Erreurs fréquentes observées lors des audits

Lors des audits que j’ai réalisé, je vois malheureusement ces situations régulièrement:

  • Plan conservé uniquement dans SharePoint et inaccessible hors ligne.
  • Génératrice testée sans charge : le disjoncteur se déclenche lors du premier usage avec une vrai charge.
  • Analyse d’impact d’affaire(BIA) irréaliste : RTO de cinq minutes pour tout l’équipement, sans budget.
  • Personnel non formé : procédures inconnues au moment critique.

Lien avec les obligations réglementaires

Même si ISO 22301 n’est pas une exigence légale, elle permet de démontrer la diligence raisonnable face à plusieurs obligations :

  • Loi 25 au Québec : obligation de protéger les renseignements personnels, même en cas d’incident opérationnel.
  • Loi sur la sécurité civile : exigence de planification pour les municipalités et organismes publics.
  • Exigences des assureurs : certains imposent désormais des plans de continuité certifiés pour accorder des garanties étendues.

Processus de certification : à quoi s’attendre

La certification ISO 22301 suit les étapes classiques :

  1. Définir le périmètre
  2. Mise en œuvre du BCMS (6 à 18 mois selon la portée) ;
  3. Audit de certification par un organisme accrédité;
  4. Surveillance annuelle pendant 3 ans.

Les coûts varient de 15 000 $ à 80 000 $ selon la taille, l’externalisation, et l’ampleur du périmètre.


Exemple d’indicateurs de performance(KPI)

Voici quelques indicateurs utiles pour mesurer l’efficacité continue du BCMS :

  • % de plans mis à jour dans les 12 derniers mois ;
  • temps moyen de reprise observé comparé au RTO cible ;
  • taux de participation aux exercices par service ou direction ;
  • délais moyens de validation post‑incident.

Avec ces données, le responsable du BCMS peux mieux orienter les efforts pour l’amélioration continue.

Normes complémentaires à ISO 22301

Il existe des normes ISO de la même famille qui peuvent approfondir certains volets du BCMS :

  • ISO 22317:2021 : guide méthodologique pour la réalisation de l’analyse d’impact sur les activités (BIA) ;
  • ISO 22318:2021 : continuité de la chaîne d’approvisionnement — utile pour les entreprises dépendantes de fournisseurs critiques ;
  • ISO 22320:2018 : gestion des urgences, centré sur les actions de réponse opérationnelle.

Ces normes ne sont pas certifiables, mais offrent des compléments d’information pour la norme ISO 22301.


Différence entre continuité d’affaire et résilience informatique

Continuité d’affaires

La continuité d’affaires concerne la capacité d’une organisation à maintenir ses fonctions essentielles en cas de crise ou de perturbation majeure.
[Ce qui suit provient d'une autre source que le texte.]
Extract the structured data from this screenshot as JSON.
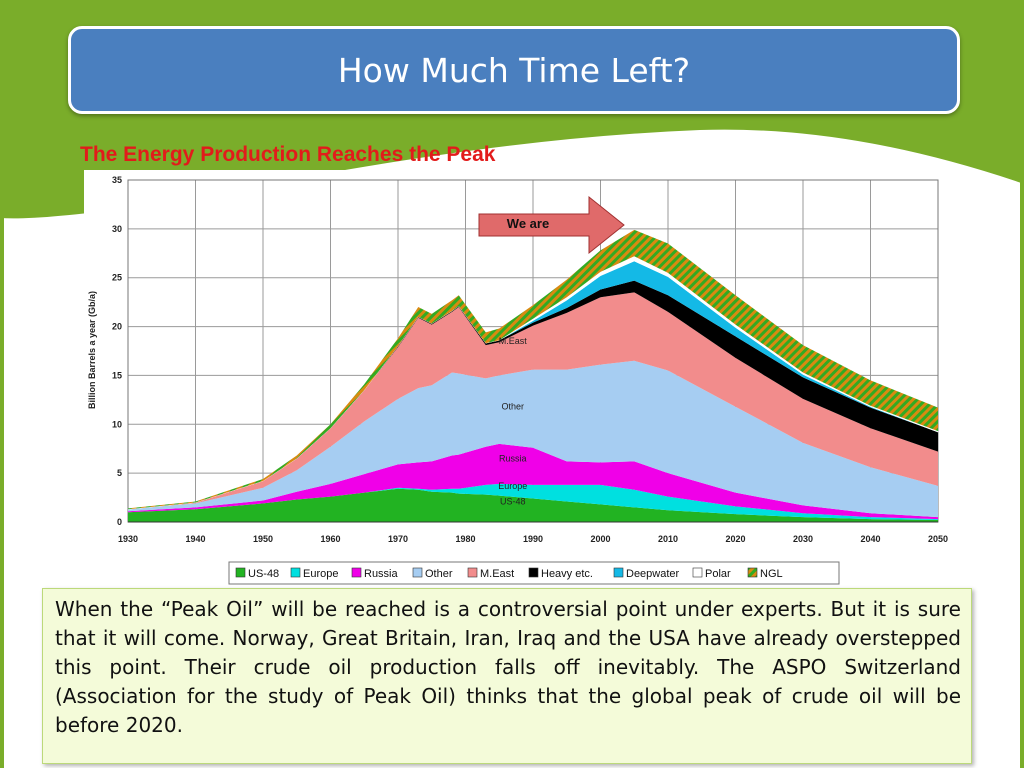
{
  "slide": {
    "title": "How Much Time Left?",
    "subtitle": "The Energy Production Reaches the Peak",
    "body_text": "When the “Peak Oil” will be reached is a controversial point under experts. But it is sure that it will come. Norway, Great Britain, Iran, Iraq and the USA have already overstepped this point. Their crude oil production falls off inevitably. The ASPO Switzerland (Association for the study of Peak Oil) thinks that the global peak of crude oil will be before 2020."
  },
  "colors": {
    "green": "#7aad2a",
    "title_blue": "#4a7fbf",
    "subtitle_red": "#e21b1b"
  },
  "chart_data": {
    "type": "area",
    "title": "",
    "ylabel": "Billion Barrels a year (Gb/a)",
    "xlabel": "",
    "xlim": [
      1930,
      2050
    ],
    "ylim": [
      0,
      35
    ],
    "x_ticks": [
      "1930",
      "1940",
      "1950",
      "1960",
      "1970",
      "1980",
      "1990",
      "2000",
      "2010",
      "2020",
      "2030",
      "2040",
      "2050"
    ],
    "y_ticks": [
      "0",
      "5",
      "10",
      "15",
      "20",
      "25",
      "30",
      "35"
    ],
    "grid": true,
    "legend_position": "bottom",
    "annotation": "We are",
    "x": [
      1930,
      1940,
      1950,
      1955,
      1960,
      1965,
      1970,
      1973,
      1975,
      1978,
      1979,
      1983,
      1985,
      1990,
      1995,
      2000,
      2005,
      2010,
      2020,
      2030,
      2040,
      2050
    ],
    "series": [
      {
        "name": "US-48",
        "label": "US-48",
        "color": "#22b322",
        "values": [
          1.0,
          1.3,
          1.9,
          2.3,
          2.6,
          3.0,
          3.4,
          3.3,
          3.1,
          3.0,
          2.9,
          2.8,
          2.7,
          2.4,
          2.1,
          1.8,
          1.5,
          1.2,
          0.8,
          0.5,
          0.3,
          0.2
        ]
      },
      {
        "name": "Europe",
        "label": "Europe",
        "color": "#00e0e0",
        "values": [
          0.0,
          0.0,
          0.0,
          0.0,
          0.0,
          0.0,
          0.1,
          0.1,
          0.2,
          0.4,
          0.5,
          1.0,
          1.2,
          1.4,
          1.7,
          2.0,
          1.8,
          1.4,
          0.8,
          0.4,
          0.2,
          0.1
        ]
      },
      {
        "name": "Russia",
        "label": "Russia",
        "color": "#f000e8",
        "values": [
          0.1,
          0.2,
          0.3,
          0.8,
          1.3,
          1.9,
          2.4,
          2.7,
          2.9,
          3.4,
          3.5,
          3.9,
          4.1,
          3.8,
          2.4,
          2.3,
          2.9,
          2.4,
          1.4,
          0.8,
          0.4,
          0.2
        ]
      },
      {
        "name": "Other",
        "label": "Other",
        "color": "#a6cdf2",
        "values": [
          0.2,
          0.4,
          1.3,
          2.2,
          3.8,
          5.4,
          6.7,
          7.6,
          7.8,
          8.5,
          8.3,
          7.0,
          7.0,
          8.0,
          9.4,
          10.0,
          10.3,
          10.5,
          8.8,
          6.4,
          4.7,
          3.2
        ]
      },
      {
        "name": "M.East",
        "label": "M.East",
        "color": "#f28c8c",
        "values": [
          0.0,
          0.1,
          0.7,
          1.2,
          1.9,
          3.2,
          5.3,
          7.2,
          6.2,
          6.2,
          6.8,
          3.4,
          3.4,
          4.5,
          5.8,
          6.9,
          7.0,
          6.0,
          5.0,
          4.5,
          4.0,
          3.5
        ]
      },
      {
        "name": "Heavy etc.",
        "label": "Heavy etc.",
        "color": "#000000",
        "values": [
          0.0,
          0.0,
          0.0,
          0.0,
          0.0,
          0.0,
          0.1,
          0.1,
          0.1,
          0.1,
          0.1,
          0.2,
          0.2,
          0.3,
          0.5,
          0.8,
          1.2,
          1.7,
          2.2,
          2.2,
          2.1,
          2.0
        ]
      },
      {
        "name": "Deepwater",
        "label": "Deepwater",
        "color": "#14b9e6",
        "values": [
          0.0,
          0.0,
          0.0,
          0.0,
          0.0,
          0.0,
          0.0,
          0.0,
          0.0,
          0.0,
          0.0,
          0.0,
          0.0,
          0.2,
          0.8,
          1.4,
          2.0,
          1.9,
          0.9,
          0.3,
          0.1,
          0.0
        ]
      },
      {
        "name": "Polar",
        "label": "Polar",
        "color": "#ffffff",
        "values": [
          0.0,
          0.0,
          0.0,
          0.0,
          0.0,
          0.0,
          0.0,
          0.0,
          0.0,
          0.0,
          0.0,
          0.0,
          0.0,
          0.2,
          0.3,
          0.4,
          0.5,
          0.4,
          0.3,
          0.2,
          0.1,
          0.1
        ]
      },
      {
        "name": "NGL",
        "label": "NGL",
        "color": "#d98a10",
        "stripe": "#33aa22",
        "values": [
          0.1,
          0.1,
          0.2,
          0.3,
          0.4,
          0.6,
          0.8,
          1.0,
          1.0,
          1.1,
          1.1,
          1.1,
          1.2,
          1.4,
          1.8,
          2.2,
          2.7,
          3.0,
          3.0,
          2.8,
          2.6,
          2.4
        ]
      }
    ]
  }
}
Cette approche est large et touche toutes les opérations critiques, pas uniquement informatiques:

  • L’identification des processus vitaux pour l’entreprise.
  • La définition de plans et procédures afin de poursuivre ou de restaurer ces processus après un incident.
  • La mise en œuvre d’une gouvernance claire, d’une formation du personnel, et d’une sensibilisation continue.

La continuité d’affaires est structurée par la norme ISO 22301.

Résilience informatique

La résilience informatique est plus spécifique et focalisée sur la capacité des systèmes informatiques à résister, s’adapter et récupérer rapidement face à une perturbation technique ou informatique. C’est inclus dans

  • La redondance des infrastructures informatiques.
  • Les sauvegardes régulières et la restauration rapide des données.
  • La mise en place de solutions de récupération après sinistre (Disaster Recovery, DR).
  • La prévention contre les attaques et les incidents informatiques.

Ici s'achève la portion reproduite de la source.